Catatan Bagi Balon Wali Kota Makassar

Meski masih setahun lebih, bursa nama-nama balon Wali Kota Makassar periode 2020-2025, mulai mewarnai pemberitaan media belakangan ini. Sejumlah nama bermunculan, untuk menghadapi kontestasi akan datang.  Ini merupakan hal yang positif, karena bisa menyuguhkan banyak pilihan kepada masyarakat.
Peranan seorang pemimpin, memang sangat menentukan dalam mengembangkan dan memajukan sebuah daerah. Karenanya, posisi pemimpin menjadi sangat vital, untuk menentukan arah dan bagaimana masa depan daerah tersebut. Demikian halnya yang akan dihadapi warga Kota Makassar, di fase akhir pembangunan jangka panjang daerahnya.
Mencari pemimpin untuk Kota Metropolitan seperti Makassar, yang dihuni lebih dari 1,5 juta jiwa, tentu bukanlah perkara gampang. Apalagi sejumlah persoalan pembangunan yang terjadi, membutuhkan penanganan serius dan segera. Sebab itu, diharapkan muncul calon pemimpin Makassar, yang memiliki kemampuan untuk memutuskan langkah-langkah strategis dalam menata Makassar.
Salah satu data awal yang bisa menjadi masukan para bakal calon, terkait survey kelayak hunian kota atau Most Livable City Index (MLCI) 2017, yang pernah dirilis oleh Ikatan Ahli Perencanaan Indonesia (PN-IAP). Survey ini, telah dilakukan IAP  sebanyak empat kali, yaitu; tahun 2009 (12 kota), 2011 (15 kota), 2014 (18 kota) dan 2017 (26 kota). Nilai index livability dibagi atas tiga kategori, yaitu; Top Tier Cities (Di Atas Rata-Rata), Average Tier Cities (Rata-Rata) serta Bottom Tier Cities (Di Bawah Rata-Rata).
Hasil survey tersebut menunjukkan, kota-kota besar tidak ada yang masuk pada Top Tier Cities. Artinya, kota metropolitan Jakarta, Medan, Surabaya, Bandung dan Makassar, masih berjuang menuju kota layak huni. Makassar sendiri, terus menurun dari tahun ke tahun. Tahun 2011 sempat berada pada nilai index livability di atas rata-rata, kemudian 2014 turun ke index rata-rata, dan pada 2017 nilai indexnya turun lagi di bawah rata-rata. Tentu ini menjadi tantangan yang harus dipikirkan bagi pemimpin Makassar nantinya.
Berikutnya, beberapa aspek yang perlu menjadi perhatian para bakal calon Wali Kota, antara lain:
Pertama, Aspek Regulasi dan Aturan Standar.
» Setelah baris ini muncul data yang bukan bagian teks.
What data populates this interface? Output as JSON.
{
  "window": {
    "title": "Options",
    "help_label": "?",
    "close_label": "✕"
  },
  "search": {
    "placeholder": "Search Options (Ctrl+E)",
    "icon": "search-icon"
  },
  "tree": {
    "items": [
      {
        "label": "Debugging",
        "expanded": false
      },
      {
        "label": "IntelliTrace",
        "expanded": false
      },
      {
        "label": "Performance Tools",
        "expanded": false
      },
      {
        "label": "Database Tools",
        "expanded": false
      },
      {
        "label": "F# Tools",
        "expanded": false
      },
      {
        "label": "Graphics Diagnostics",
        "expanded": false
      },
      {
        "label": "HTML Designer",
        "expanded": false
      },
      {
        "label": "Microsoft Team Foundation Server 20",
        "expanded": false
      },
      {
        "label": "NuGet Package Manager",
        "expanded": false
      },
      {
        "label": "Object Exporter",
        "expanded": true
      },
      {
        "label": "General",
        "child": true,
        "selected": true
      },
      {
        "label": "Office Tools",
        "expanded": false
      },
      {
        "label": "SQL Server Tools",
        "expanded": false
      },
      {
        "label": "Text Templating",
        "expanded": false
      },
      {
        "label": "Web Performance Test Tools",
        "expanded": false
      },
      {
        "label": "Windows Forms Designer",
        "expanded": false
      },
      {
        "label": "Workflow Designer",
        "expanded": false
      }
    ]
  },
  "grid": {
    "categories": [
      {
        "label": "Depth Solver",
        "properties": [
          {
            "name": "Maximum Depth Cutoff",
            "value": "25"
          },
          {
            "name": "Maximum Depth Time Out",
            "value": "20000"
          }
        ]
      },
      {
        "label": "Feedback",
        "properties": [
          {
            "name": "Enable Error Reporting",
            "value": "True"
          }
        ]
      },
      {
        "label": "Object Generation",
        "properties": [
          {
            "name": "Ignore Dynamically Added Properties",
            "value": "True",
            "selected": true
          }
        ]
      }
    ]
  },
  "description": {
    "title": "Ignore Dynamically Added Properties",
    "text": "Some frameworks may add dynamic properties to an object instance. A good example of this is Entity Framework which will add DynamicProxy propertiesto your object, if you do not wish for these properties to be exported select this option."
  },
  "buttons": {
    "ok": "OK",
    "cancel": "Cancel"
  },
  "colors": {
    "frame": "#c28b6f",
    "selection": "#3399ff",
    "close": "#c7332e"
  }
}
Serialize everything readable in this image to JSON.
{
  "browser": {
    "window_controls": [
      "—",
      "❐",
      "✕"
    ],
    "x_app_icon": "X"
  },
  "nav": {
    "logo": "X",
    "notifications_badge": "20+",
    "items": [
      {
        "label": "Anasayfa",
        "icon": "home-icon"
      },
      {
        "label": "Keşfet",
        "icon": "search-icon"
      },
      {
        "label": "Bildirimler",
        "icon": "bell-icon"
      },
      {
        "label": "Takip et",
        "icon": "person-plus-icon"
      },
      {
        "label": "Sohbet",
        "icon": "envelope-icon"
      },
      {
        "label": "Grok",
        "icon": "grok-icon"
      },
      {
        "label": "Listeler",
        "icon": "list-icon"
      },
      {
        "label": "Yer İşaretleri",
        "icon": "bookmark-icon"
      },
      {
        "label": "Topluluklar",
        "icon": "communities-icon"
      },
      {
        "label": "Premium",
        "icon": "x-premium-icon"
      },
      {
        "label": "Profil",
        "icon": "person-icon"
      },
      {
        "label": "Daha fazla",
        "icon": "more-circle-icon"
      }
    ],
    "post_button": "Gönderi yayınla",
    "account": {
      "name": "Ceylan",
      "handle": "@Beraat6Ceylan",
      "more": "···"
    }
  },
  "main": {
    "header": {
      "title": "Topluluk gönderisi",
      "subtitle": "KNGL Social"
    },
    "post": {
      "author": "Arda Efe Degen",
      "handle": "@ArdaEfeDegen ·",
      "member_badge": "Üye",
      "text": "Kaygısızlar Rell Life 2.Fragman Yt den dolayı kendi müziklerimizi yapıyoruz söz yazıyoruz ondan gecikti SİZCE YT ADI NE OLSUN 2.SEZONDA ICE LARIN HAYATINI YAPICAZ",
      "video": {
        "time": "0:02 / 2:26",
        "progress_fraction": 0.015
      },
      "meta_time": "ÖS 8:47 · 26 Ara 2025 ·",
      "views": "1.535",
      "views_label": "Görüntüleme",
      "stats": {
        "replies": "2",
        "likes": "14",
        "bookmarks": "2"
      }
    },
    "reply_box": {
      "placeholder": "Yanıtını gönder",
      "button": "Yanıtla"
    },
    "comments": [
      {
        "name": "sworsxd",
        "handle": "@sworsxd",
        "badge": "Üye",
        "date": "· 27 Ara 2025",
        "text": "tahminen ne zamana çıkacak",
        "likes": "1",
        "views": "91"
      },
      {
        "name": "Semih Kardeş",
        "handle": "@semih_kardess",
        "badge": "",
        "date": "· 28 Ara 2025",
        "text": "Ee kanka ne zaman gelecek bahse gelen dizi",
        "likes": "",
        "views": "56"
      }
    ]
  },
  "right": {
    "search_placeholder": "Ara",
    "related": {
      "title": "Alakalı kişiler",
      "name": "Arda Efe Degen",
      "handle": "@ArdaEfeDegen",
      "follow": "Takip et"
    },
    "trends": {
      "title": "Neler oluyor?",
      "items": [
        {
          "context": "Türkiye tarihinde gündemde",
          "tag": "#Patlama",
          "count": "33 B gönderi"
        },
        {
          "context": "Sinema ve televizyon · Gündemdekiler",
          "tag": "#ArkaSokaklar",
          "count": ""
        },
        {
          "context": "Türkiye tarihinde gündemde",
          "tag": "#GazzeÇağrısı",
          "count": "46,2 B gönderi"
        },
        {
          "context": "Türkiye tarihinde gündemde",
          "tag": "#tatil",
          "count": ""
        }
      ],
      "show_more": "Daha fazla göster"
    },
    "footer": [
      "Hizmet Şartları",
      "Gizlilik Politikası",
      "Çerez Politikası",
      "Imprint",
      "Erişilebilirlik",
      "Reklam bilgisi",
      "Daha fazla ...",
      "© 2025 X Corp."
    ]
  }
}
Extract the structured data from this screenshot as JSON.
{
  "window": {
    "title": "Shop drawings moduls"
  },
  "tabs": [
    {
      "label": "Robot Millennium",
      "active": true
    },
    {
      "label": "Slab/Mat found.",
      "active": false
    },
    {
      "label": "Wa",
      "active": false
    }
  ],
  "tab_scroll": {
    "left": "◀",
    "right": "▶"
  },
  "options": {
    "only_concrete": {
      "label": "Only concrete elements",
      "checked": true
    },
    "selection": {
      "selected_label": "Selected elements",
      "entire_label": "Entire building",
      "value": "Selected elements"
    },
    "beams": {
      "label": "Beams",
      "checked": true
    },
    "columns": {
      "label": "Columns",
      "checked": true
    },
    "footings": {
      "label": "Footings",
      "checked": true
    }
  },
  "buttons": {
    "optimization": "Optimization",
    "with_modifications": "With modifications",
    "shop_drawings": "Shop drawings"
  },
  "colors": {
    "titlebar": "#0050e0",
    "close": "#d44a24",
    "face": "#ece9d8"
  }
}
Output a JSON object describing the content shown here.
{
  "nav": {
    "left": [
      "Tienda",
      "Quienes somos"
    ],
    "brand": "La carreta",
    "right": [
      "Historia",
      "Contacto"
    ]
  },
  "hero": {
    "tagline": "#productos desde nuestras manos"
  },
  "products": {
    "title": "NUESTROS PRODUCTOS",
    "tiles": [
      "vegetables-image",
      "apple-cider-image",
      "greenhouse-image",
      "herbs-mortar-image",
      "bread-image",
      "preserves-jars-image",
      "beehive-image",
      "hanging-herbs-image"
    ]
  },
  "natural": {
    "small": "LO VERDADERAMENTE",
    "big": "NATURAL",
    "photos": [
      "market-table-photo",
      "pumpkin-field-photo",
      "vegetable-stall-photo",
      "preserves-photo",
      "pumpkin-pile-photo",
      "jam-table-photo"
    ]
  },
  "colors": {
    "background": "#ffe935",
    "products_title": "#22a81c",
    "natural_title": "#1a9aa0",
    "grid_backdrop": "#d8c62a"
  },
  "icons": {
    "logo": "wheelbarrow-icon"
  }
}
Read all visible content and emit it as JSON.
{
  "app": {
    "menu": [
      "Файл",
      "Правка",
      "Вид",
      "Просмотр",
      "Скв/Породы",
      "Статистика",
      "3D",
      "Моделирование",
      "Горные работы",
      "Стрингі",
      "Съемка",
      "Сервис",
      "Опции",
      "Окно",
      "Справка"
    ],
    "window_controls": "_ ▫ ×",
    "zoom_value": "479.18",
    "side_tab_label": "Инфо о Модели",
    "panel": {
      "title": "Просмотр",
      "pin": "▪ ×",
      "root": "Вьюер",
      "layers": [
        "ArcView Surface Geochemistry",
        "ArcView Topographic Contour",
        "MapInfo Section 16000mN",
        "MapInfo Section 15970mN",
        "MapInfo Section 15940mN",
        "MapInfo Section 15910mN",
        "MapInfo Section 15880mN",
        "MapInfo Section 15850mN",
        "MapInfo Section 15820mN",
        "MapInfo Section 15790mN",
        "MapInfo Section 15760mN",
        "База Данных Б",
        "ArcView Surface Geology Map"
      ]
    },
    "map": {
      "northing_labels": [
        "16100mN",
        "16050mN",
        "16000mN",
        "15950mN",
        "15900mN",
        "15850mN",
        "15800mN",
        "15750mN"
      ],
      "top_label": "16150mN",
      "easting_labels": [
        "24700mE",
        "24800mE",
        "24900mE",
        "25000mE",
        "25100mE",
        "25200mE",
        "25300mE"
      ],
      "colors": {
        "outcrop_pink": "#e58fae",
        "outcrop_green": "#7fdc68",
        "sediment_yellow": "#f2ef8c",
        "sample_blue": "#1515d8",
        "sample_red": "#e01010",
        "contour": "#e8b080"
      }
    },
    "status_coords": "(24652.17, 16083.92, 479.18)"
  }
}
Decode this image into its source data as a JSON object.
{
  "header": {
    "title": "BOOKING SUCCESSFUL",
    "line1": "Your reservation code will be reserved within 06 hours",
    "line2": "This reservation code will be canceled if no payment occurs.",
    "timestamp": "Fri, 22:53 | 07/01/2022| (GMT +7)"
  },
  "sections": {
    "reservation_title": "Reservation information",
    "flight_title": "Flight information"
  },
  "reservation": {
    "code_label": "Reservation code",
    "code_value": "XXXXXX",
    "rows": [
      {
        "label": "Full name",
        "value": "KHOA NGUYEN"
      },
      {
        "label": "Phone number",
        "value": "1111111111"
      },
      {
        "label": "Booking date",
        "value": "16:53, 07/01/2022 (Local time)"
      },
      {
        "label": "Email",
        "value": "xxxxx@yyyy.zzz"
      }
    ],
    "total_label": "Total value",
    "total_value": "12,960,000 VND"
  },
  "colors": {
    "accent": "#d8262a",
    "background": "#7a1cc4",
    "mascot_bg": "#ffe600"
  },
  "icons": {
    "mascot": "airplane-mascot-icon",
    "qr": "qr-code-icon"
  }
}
Setiap bakal calon Wali Kota Makassar (Kepala Daerah), perlu memiliki pemahaman yang baik, tentang regulasi terkait kedudukan dua dokumen perencanaan yang ada, agar tidak terjadi kerancuan dalam meletakkan “Visi Daerah” dan Visinya sebagai kepala daerah saat terpilih. Dua dokumen dimaksud adalah Dokumen Perencanaan Pembangunan (RPJPD-Rencana Pembangunan Jangka Panjang Daerah) dan Dokumen Perencanaan Spasial (RTRW-Rencana Tata Ruang Wilayah). Dalam UU. No.23 Tahun 2014 tentang Pemerintahan Daerah, pada pasal 265, disebutkan bahwa, “RPJPD menjadi pedoman dalam perumusan visi, misi dan program calon kepala daerah.” Hal ini sangat penting menjadi perhatian bakal calon, dalam menyusun visi, misi dan programnya, supaya memiliki pijakan yang jelas, sehingga tidak mengaburkan arah dan orientasi daerah yang akan dipimpinnya. Harus diingat oleh para bakal calon Wali Kota, bahwa Pilwalkot yang akan datang, merupakan tahapan akhir dari Perda No.13/2006 tentang RPJPD Kota Makassar 2005-2025. Di dalamnya, tertera Visi Daerah, yaitu: “Makassar sebagai kota maritim, niaga, pendidikan, budaya dan jasa yang berorientasi global, berwawasan lingkungan dan paling bersahabat.” Di lain sisi, RTRW merupakan acuan untuk penyusunan rencana jangka panjang dan penyusunan rencana jangka menengah. Dengan demikian, sinkronisasi dan integrasi antar dokumen perencanaan menjadi sebuah kemestian, sebagaimana diamanatkan UU. No 25 Tahun 2004 tentang Sistem Perencanaan Pembangunan Nasional (SPPN).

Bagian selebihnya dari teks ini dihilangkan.